Bombardeo contra disidencias de Calarcá deja ocho muertos y fuerte arsenal incautado

Imagen: infobae colombia
El presidente colombiano confirmó un bombardeo contra las disidencias de alias Calarcá en una operación nocturna que dejó al menos ocho muertos y abundante material de guerra incautado. El golpe revela que el Estado sigue apostando por la presión militar en medio de la crisis de seguridad.
El presidente colombiano confirmó en la madrugada de este jueves 27 de agosto de 2026 un bombardeo contra las disidencias de alias Calarcá, en una operación que hasta ahora deja ocho fallecidos y un importante arsenal decomisado. La acción, ejecutada en el marco de la operación Amón, marca uno de los golpes más fuertes recientes contra esa estructura armada y vuelve a poner en primer plano la estrategia militar del Gobierno frente a los grupos ilegales que disputan territorio en distintas regiones del país.
De acuerdo con la información divulgada por Infobae Colombia, el operativo se desarrolló durante la madrugada y, además de las bajas, dejó el hallazgo de once fusiles y cinco ametralladoras. Ese tipo de incautaciones no es un detalle menor: cada arma recuperada reduce la capacidad de fuego de los disidentes y, al mismo tiempo, deja ver el nivel de organización y poder de combate que mantienen estas estructuras. En otras palabras, no se trata solo de una acción táctica, sino de una señal de que el conflicto armado interno sigue vivo y con capacidad de mutar, resistir y recomponerse.
La operación también tiene una lectura política que no se puede pasar por alto. El golpe contra las disidencias de alias Calarcá ocurre en un momento en el que la seguridad sigue siendo una de las principales preocupaciones de los colombianos, especialmente en zonas rurales donde la presencia del Estado es débil y los grupos armados llenan ese vacío con control territorial, extorsión y amenazas.

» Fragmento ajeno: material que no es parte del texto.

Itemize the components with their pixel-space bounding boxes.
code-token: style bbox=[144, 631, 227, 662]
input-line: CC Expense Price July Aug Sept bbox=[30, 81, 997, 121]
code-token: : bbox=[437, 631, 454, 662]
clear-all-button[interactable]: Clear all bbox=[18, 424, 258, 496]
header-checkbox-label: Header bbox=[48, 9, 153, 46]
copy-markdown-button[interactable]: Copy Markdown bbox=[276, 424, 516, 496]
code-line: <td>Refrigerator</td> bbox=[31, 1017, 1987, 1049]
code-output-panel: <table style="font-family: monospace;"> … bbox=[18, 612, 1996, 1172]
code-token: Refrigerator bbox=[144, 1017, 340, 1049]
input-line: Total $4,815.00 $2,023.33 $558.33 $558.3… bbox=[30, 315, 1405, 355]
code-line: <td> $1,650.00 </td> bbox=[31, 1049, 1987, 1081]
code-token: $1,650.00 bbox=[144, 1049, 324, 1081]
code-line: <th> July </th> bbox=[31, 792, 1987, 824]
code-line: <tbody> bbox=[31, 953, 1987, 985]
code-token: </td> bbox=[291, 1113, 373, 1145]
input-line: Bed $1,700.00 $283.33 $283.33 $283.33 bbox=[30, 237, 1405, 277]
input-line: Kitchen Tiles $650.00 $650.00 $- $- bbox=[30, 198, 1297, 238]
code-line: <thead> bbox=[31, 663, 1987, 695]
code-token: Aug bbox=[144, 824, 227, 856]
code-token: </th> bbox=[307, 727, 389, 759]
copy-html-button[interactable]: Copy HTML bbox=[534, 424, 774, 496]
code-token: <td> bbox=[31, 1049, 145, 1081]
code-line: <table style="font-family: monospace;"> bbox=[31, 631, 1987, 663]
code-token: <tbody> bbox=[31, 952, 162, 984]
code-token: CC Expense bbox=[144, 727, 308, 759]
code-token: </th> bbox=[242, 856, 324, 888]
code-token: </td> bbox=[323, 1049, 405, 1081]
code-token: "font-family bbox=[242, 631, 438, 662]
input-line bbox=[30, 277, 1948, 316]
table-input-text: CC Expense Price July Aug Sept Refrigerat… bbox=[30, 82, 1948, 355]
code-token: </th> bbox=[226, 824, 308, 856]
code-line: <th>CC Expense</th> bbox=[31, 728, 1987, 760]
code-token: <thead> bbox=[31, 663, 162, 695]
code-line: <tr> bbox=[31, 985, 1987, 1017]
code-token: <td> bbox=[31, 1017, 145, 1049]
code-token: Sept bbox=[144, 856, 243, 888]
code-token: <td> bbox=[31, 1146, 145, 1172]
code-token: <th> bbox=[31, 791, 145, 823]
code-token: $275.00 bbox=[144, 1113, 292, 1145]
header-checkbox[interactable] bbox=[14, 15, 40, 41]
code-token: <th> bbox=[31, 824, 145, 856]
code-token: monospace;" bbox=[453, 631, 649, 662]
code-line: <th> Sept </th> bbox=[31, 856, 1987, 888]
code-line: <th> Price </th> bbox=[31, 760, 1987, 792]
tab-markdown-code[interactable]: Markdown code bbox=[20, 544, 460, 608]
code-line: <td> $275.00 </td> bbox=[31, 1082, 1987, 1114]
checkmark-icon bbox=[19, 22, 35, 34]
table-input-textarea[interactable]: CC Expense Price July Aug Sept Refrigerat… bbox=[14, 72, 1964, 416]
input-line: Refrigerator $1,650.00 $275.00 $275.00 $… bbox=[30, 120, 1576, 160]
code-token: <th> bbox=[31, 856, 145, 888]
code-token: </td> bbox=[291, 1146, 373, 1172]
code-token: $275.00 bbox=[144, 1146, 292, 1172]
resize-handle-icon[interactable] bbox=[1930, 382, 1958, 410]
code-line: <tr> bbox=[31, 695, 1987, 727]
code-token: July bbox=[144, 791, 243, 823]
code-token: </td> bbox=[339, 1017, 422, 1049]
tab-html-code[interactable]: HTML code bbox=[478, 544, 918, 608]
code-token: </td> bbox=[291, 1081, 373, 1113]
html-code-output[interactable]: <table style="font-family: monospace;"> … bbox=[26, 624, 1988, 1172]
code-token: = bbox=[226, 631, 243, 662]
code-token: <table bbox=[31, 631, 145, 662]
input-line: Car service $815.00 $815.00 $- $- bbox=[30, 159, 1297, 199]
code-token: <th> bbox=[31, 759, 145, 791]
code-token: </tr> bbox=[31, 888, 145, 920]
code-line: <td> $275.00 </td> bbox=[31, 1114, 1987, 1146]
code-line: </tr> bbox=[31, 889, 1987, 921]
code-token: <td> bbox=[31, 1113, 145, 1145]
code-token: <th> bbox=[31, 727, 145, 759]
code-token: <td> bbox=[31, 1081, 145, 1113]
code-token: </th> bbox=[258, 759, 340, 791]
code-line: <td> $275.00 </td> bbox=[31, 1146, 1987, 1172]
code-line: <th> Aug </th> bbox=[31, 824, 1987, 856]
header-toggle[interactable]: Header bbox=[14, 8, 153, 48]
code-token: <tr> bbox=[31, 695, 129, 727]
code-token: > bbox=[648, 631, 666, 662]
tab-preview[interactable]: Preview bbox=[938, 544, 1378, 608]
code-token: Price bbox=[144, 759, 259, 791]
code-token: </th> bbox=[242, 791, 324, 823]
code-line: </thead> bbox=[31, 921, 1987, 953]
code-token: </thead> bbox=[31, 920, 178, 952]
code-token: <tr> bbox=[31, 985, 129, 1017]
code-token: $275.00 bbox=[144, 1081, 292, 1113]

Cada bombardeo de este tipo reabre el debate sobre hasta qué punto la fuerza militar puede contener a estas organizaciones si no va acompañada de una presencia institucional sostenida, inversión social y rutas claras para desmantelar sus finanzas, sus redes logísticas y su capacidad de reclutamiento.
Por ahora, el dato más contundente es que la operación Amón dejó un saldo alto en muertos y armamento incautado, lo que sugiere una ofensiva preparada para impactar la estructura de mando y capacidad operativa del grupo. Pero el verdadero examen vendrá después: si esta acción se traduce en un debilitamiento real y duradero de las disidencias, o si termina siendo otro episodio más dentro de una guerra fragmentada que se recicla en el campo colombiano cada vez que el Estado logra un golpe y, poco después, los armados vuelven a reorganizarse.